My problem: The solution shows (not-so-)slight disturbances of small wavelength, see the pictures attached: The first solution should look as on the second one.
My idea: The stability condition on the step sizes is $$\left|1-4r\sin^2\left(k\Delta x\right)\right|\leq1\;\forall\;k,$$ where $k$ is the wave number of the solution. When I plot the left hand side against $k$, one can see that regardless of my choice of $r$, there are always values of $k$ for which the condition is only marginally fulfilled (i. e. where the left hand side is equal to $1$; red dots).

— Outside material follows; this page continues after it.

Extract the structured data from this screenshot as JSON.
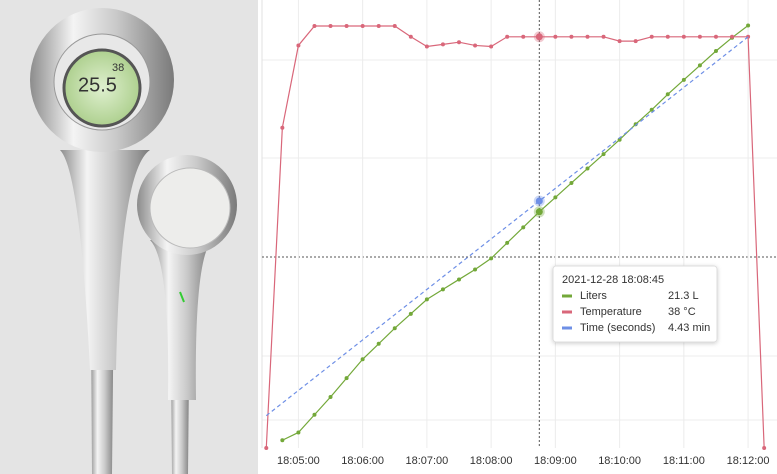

May this be the source of the instability?
Annotations:
I need to compute the first derivative $\partial_xu$ separately since I'd like to manipulate it in the future before taking the second derivative. So, my routine actually looks like this:
$$u^{n,m+1}=u^{n,m}-\frac{\Delta t}{2\Delta x}\Big(v^{n,m+1}-v^{n,m-1}\Big)\\ v^{n,m}=-\frac{\alpha}{2\Delta x}\Big(u^{n,m+1}-u^{n,m-1}\Big)$$
At the boundaries $m\in\{0,M\}$ I take $u=0$ and $v$ is calculated with the forward/backward difference method rather than the central difference:
$$u^{n,0}=u^{n,M}=0\\ v^{n,0}=\frac{\alpha}{\Delta x}\Big(u^{n,1}-u^{n,0}\Big)\\ v^{n,M}=\frac{\alpha}{\Delta x}\Big(u^{n,M}-u^{n,M-1}\Big)$$
Fully expanded, this amounts to the scheme: $$u^{n+1,m}=\begin{cases}0&m\in\{0,M\},\\ u^{n,1}+2r\Big(u^{n,2}-2u^{n,1}+u^{n,0}\Big)&m=1,\\ u^{n,M-1}+2r\Big(u^{n,M}-2u^{n,M-1}+u^{n,M-2}\Big)&m=M-1,\\ u^{n,m}+r\Big(u^{n,m+2}-2u^{n,m}+u^{n,m-2}\Big)&\mathrm{else}\\\end{cases}$$